Tryptophan Metabolite Indole‐3‐Aldehyde Induces AhR and c‐MYC Degradation to Promote Tumor Immunogenicity

Abstract The role of tryptophan (Trp) and its metabolites in immune regulation is well‐established, however, whether and how they regulate immunogenicity of tumor cells is not completely understood. In this study, a range of Trp metabolites are evaluated for their potential to modulate tumor immunogenicity using a co‐culture assay with tumor cells and T cells. Indole‐3‐aldehyde (I3A) is identified as an indole derivative that significantly enhances tumor immunogenicity both in vitro and in vivo. This enhancement is attributed to the upregulation of antigen presentation and immunogenic molecules on tumor cells by I3A, thereby promoting their immunogenicity.
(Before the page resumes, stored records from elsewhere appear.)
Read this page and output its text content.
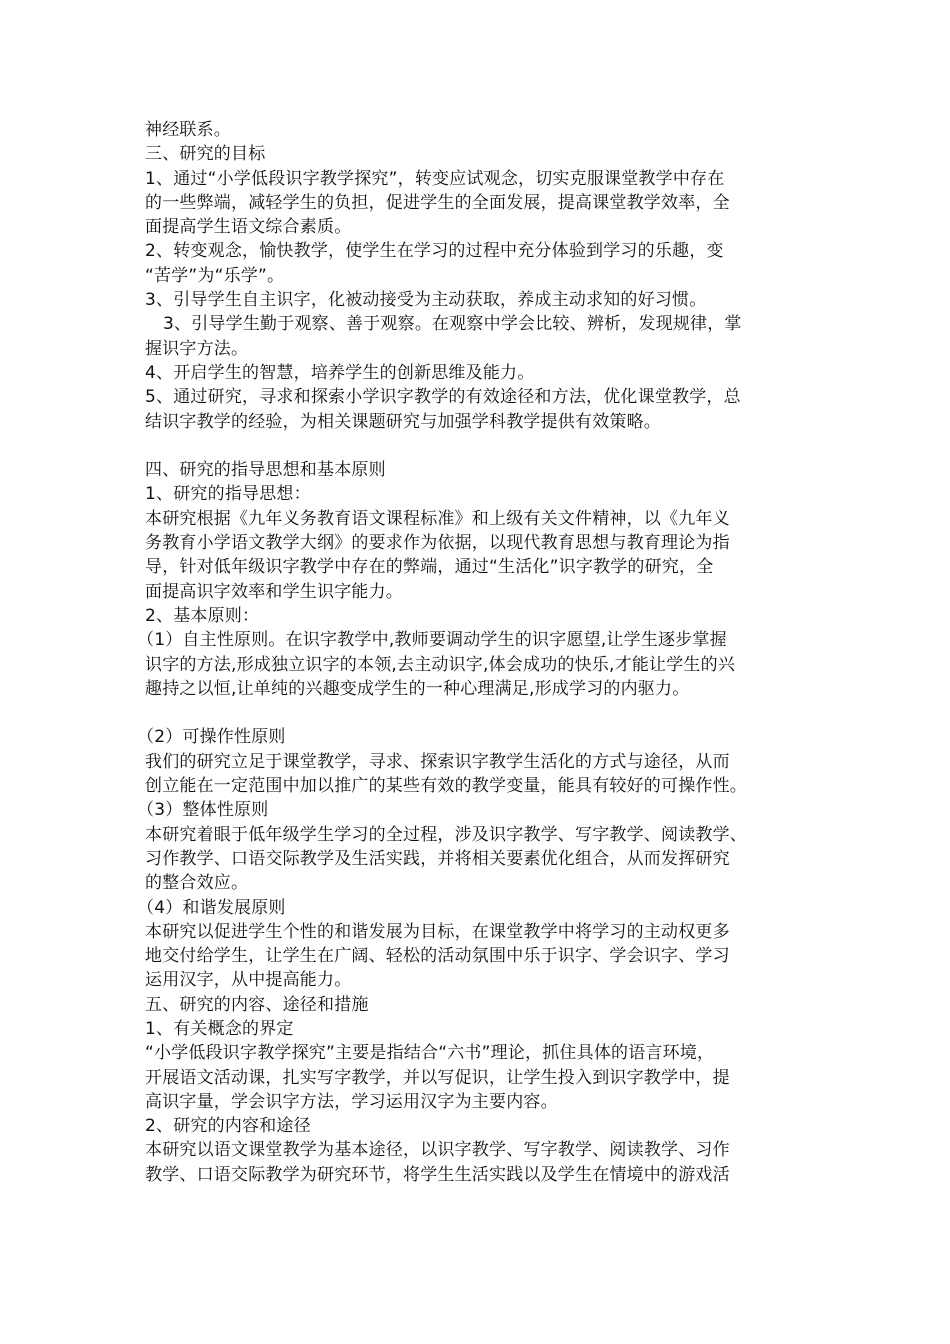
神经联系。
三、研究的目标
1、通过“小学低段识字教学探究”，转变应试观念，切实克服课堂教学中存在
的一些弊端，减轻学生的负担，促进学生的全面发展，提高课堂教学效率，全
面提高学生语文综合素质。
2、转变观念，愉快教学，使学生在学习的过程中充分体验到学习的乐趣，变
“苦学”为“乐学”。
3、引导学生自主识字，化被动接受为主动获取，养成主动求知的好习惯。
3、引导学生勤于观察、善于观察。在观察中学会比较、辨析，发现规律，掌
握识字方法。
4、开启学生的智慧，培养学生的创新思维及能力。
5、通过研究，寻求和探索小学识字教学的有效途径和方法，优化课堂教学，总
结识字教学的经验，为相关课题研究与加强学科教学提供有效策略。
四、研究的指导思想和基本原则
1、研究的指导思想：
本研究根据《九年义务教育语文课程标准》和上级有关文件精神，以《九年义
务教育小学语文教学大纲》的要求作为依据，以现代教育思想与教育理论为指
导，针对低年级识字教学中存在的弊端，通过“生活化”识字教学的研究，全
面提高识字效率和学生识字能力。
2、基本原则：
（1）自主性原则。在识字教学中,教师要调动学生的识字愿望,让学生逐步掌握
识字的方法,形成独立识字的本领,去主动识字,体会成功的快乐,才能让学生的兴
趣持之以恒,让单纯的兴趣变成学生的一种心理满足,形成学习的内驱力。
（2）可操作性原则
我们的研究立足于课堂教学，寻求、探索识字教学生活化的方式与途径，从而
创立能在一定范围中加以推广的某些有效的教学变量，能具有较好的可操作性。
（3）整体性原则
本研究着眼于低年级学生学习的全过程，涉及识字教学、写字教学、阅读教学、
习作教学、口语交际教学及生活实践，并将相关要素优化组合，从而发挥研究
的整合效应。
（4）和谐发展原则
本研究以促进学生个性的和谐发展为目标，在课堂教学中将学习的主动权更多
地交付给学生，让学生在广阔、轻松的活动氛围中乐于识字、学会识字、学习
运用汉字，从中提高能力。
五、研究的内容、途径和措施
1、有关概念的界定
“小学低段识字教学探究”主要是指结合“六书”理论，抓住具体的语言环境，
开展语文活动课，扎实写字教学，并以写促识，让学生投入到识字教学中，提
高识字量，学会识字方法，学习运用汉字为主要内容。
2、研究的内容和途径
本研究以语文课堂教学为基本途径，以识字教学、写字教学、阅读教学、习作
教学、口语交际教学为研究环节，将学生生活实践以及学生在情境中的游戏活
Mechanistically, I3A induces the activation and degradation of Aryl hydrocarbon receptor (AhR), leading to increased expression of MHC‐I molecules on tumor cell surfaces. Meantime, I3A induces rapid degradation of c‐MYC in tumor cells and further enhances T cell activation. In mouse melanoma and lymphoma models, I3A demonstrates immune‐dependent antitumor effects and enhances the efficacy of adoptive OT‐I T cell therapy. Moreover, overexpression of the Trp metabolic enzyme interleukin‐4‐induced gene‐1 (IL4I1) in tumor cells increases the intracellular level of I3A and enhances tumor immunogenicity. In summary, I3A is identified as a tumor immunogenicity inducer, which holds the potential to enhance antitumor immunotherapy efficacy.